Dr. Michael Schormann hält die Verschreibung von Antidepressiva bei schweren Depressionen für unumgänglich. Foto: © Dr. Michael Schormann / privat
Dr. Michael Schormann hält die Verschreibung von Antidepressiva bei schweren Depressionen für unumgänglich. Foto: © Dr. Michael Schormann / privat

Antidepressiva helfen bei schweren Depressionen

Psychopharmaka sind ein wichtiger Bestandteil bei der Behandlung von Depressionen. Kritiker warnen allerdings vor Suizidgedanken und Aggressionen zu Beginn der Einnahme von Selektiven Serotonin-Wiederaufnahmehemmern (SSRI). Auch der Einsatz von abhängigmachenden Beruhigungsmitteln (Benzodiazepine), um diesen Nebenwirkungen entgegenzutreten, wird kritisch gesehen. Der Psychiater und Psychotherapeut, Dr. Michael Schormann, Chefarzt an der LVR-Klinik Bonn, erklärt, warum man in der Therapie nicht auf Antidepressiva verzichten kann.

Psychopharmaka sind bei schweren Depressionen fester Bestandteil der Therapie. Wie gefährlich schätzen Sie den Einsatz von Antidepressiva ein?

Dr. Michael Schormann: Mir stößt sauer auf, dass gelegentlich die Proportionen verdreht werden. Aus Sicht der Behandler ist Suizidalität ein großes Problem. Es gibt aber Bemühungen schwere Depressionen besser zu erkennen und zu behandeln. Es ist richtig, dass Antidepressiva Unruhe auslösen können und Suizidalgedanken entstehen können. Antidepressiva helfen bei schweren Depressionen. Das ist wissenschaftlich gut belegt. Anders sieht es bei einer leichten Depression aus. Da ist die Vergabe von Antidepressiva diskutabel, denn oft reicht hier schon alleine die Psychotherapie.

Es heißt, dass den schweren Nebenwirkungen bei den Selektiven Serotonin-Wiederaufnahmehemmern (SSRI) mit Beruhigungsmitteln (Benzodiazepine), die abhängig machen, entgegengewirkt wird. Müssen die bisherigen Therapieansätze überdacht werden?

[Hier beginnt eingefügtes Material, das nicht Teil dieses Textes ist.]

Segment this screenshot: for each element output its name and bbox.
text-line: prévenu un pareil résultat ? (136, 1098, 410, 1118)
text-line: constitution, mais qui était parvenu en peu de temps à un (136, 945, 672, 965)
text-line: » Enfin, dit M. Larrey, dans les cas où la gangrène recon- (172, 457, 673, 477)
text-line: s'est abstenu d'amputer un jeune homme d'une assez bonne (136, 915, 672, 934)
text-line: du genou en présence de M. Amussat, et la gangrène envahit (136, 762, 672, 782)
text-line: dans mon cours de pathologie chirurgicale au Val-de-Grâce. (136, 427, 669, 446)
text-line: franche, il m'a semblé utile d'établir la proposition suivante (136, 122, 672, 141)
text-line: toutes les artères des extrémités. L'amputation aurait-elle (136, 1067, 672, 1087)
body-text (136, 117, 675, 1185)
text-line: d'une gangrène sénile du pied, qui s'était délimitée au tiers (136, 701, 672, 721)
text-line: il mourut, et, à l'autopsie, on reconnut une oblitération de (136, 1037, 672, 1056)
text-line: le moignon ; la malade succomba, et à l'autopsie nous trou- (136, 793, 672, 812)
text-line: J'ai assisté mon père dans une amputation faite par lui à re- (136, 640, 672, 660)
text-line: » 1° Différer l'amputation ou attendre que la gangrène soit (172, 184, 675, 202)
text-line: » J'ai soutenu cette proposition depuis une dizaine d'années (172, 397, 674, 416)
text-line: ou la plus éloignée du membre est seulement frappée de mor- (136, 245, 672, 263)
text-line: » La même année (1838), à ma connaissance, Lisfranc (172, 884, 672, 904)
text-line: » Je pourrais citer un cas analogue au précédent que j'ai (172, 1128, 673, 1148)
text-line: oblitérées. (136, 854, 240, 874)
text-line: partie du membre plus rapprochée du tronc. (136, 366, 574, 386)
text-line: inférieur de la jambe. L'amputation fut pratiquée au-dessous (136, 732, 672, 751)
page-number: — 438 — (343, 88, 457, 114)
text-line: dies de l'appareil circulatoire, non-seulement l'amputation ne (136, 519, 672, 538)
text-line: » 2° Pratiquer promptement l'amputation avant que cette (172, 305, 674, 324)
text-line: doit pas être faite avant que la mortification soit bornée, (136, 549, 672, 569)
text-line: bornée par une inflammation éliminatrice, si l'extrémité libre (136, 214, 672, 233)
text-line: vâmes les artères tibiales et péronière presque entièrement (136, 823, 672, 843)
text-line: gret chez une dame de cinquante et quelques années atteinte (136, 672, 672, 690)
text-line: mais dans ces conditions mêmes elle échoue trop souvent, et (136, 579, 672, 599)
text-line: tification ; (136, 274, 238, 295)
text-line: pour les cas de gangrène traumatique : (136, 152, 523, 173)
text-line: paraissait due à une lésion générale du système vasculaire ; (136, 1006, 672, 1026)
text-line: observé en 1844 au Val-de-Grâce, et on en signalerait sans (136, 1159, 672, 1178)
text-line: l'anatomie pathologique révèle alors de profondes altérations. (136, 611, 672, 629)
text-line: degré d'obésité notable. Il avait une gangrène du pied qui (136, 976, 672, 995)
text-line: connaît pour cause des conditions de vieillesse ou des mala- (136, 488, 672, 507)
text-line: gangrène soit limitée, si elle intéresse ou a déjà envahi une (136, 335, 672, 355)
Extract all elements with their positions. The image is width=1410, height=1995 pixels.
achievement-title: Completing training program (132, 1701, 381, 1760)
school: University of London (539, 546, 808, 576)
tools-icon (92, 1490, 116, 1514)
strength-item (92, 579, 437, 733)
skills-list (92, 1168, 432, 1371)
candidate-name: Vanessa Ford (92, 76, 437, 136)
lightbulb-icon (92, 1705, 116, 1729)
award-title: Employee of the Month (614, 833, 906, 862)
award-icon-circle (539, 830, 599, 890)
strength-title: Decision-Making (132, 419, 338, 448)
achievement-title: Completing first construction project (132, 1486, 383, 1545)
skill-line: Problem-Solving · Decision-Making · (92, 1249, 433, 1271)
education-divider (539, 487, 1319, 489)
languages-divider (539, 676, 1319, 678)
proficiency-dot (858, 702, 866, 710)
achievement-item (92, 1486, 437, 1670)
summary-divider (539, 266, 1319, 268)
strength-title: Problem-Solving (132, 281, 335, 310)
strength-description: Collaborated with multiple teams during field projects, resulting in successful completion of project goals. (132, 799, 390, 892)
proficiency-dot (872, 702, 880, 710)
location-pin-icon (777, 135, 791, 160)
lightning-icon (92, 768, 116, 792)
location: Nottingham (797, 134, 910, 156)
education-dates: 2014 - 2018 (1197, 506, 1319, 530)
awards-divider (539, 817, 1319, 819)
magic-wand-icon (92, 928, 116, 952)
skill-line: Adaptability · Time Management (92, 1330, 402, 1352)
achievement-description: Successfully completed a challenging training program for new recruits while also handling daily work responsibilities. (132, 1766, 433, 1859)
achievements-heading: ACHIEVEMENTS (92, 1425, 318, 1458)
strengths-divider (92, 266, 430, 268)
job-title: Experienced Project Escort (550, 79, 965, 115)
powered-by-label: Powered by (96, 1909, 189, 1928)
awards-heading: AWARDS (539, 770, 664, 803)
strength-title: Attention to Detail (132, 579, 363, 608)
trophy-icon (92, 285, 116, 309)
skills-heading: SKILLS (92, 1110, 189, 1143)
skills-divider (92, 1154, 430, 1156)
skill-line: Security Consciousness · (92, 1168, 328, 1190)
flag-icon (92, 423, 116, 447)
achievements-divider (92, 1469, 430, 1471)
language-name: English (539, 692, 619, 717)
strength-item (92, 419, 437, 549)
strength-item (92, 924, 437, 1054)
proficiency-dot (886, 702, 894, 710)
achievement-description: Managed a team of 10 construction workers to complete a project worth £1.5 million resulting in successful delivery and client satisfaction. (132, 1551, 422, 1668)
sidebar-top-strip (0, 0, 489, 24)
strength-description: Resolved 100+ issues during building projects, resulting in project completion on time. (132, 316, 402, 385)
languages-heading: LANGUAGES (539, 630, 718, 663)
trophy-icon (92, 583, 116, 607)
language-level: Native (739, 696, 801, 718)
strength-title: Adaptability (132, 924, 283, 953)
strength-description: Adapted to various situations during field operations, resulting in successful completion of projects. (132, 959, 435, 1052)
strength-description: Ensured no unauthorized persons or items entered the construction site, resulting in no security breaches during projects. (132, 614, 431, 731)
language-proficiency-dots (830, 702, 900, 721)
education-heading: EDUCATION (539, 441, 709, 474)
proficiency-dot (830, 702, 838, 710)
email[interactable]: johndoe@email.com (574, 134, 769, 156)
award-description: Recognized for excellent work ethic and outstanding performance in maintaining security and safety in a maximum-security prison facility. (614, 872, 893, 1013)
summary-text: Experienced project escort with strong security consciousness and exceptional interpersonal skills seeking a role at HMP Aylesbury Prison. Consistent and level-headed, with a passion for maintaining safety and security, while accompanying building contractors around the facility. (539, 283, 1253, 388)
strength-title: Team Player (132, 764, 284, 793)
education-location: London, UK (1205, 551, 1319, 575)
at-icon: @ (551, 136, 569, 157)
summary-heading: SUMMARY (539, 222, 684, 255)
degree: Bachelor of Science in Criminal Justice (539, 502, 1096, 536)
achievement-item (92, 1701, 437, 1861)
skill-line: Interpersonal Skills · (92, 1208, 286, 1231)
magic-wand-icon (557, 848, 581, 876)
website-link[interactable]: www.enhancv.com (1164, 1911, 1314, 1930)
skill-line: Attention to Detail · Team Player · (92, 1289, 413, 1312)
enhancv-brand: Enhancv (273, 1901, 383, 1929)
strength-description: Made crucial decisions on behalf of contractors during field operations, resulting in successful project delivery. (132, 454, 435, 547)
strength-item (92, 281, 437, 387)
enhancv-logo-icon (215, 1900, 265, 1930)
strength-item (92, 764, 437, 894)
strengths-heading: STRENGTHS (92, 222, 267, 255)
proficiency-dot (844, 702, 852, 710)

Dr. Schormann: Die SSRI sind eine der Gruppen von Antidepressiva, die häufig eingesetzt werden. Die Frage, ob sie Suizid auslösen können, ist allerdings wissenschaftlich nicht gut belegt. Sie hat mehr Hypothesencharakter. Wenn ein Patient mit schweren Depressionen Antidepressiva bekommt, kann es bis zu zwei Wochen dauern, bis diese wirken. In dieser Zeit entsteht ein hoher Leidensdruck. Benzodiazepine wie Valium kommen dann häufig begleitend zum Einsatz, weil sie beim Patienten die Angst und Anspannung lösen. Das macht die Vergabe sehr nachvollziehbar, auch wenn ein Suchtrisiko vorhanden ist. Wenn man es rechtzeitig absetzt, sobald das Antidepressivum greift, dann stellt sich die Frage nicht. Dieses Problem ist meiner Ansicht nach hochstilisiert. Es kommt in der klinischen Praxis kaum vor.

Die Zahl der Verschreibungen von Antidepressiva soll sich in den letzten zehn Jahren verdoppelt haben. 90 Prozent aller Rezepte sollen dabei vom Hausarzt ausgestellt werden. Werden Antidepressiva zu leichtfertig verschrieben?

Schormann: Dadurch, dass man heute mehr Depressionen erkennt, werden sie auch häufiger behandelt. Zudem schafft das heutige Leben mit seinen Anforderungen und dem Multitasking mehr Stresssituationen und damit Anreize für Depressionen. Der Hausarzt hat eine wichtige Funktion im Gesundheitssystem. Er sieht die meisten Patienten und kann entscheiden, ob eine Überweisung an einen Facharzt nötig ist. Wenn er nicht da wäre, blieben viele Erkrankungen unerkannt. Dass die Hausärzte  abhängig von den Pharma-Unternehmen sind, wie es oft in kritischen Beiträgen beschrieben wird, diese Gefahr sehe ich nicht. Es hat vielmehr in den letzten Jahren einen totalen Stimmungswandel in dieser Hinsicht gegeben, da es keinerlei Anreize für die Behandler gibt.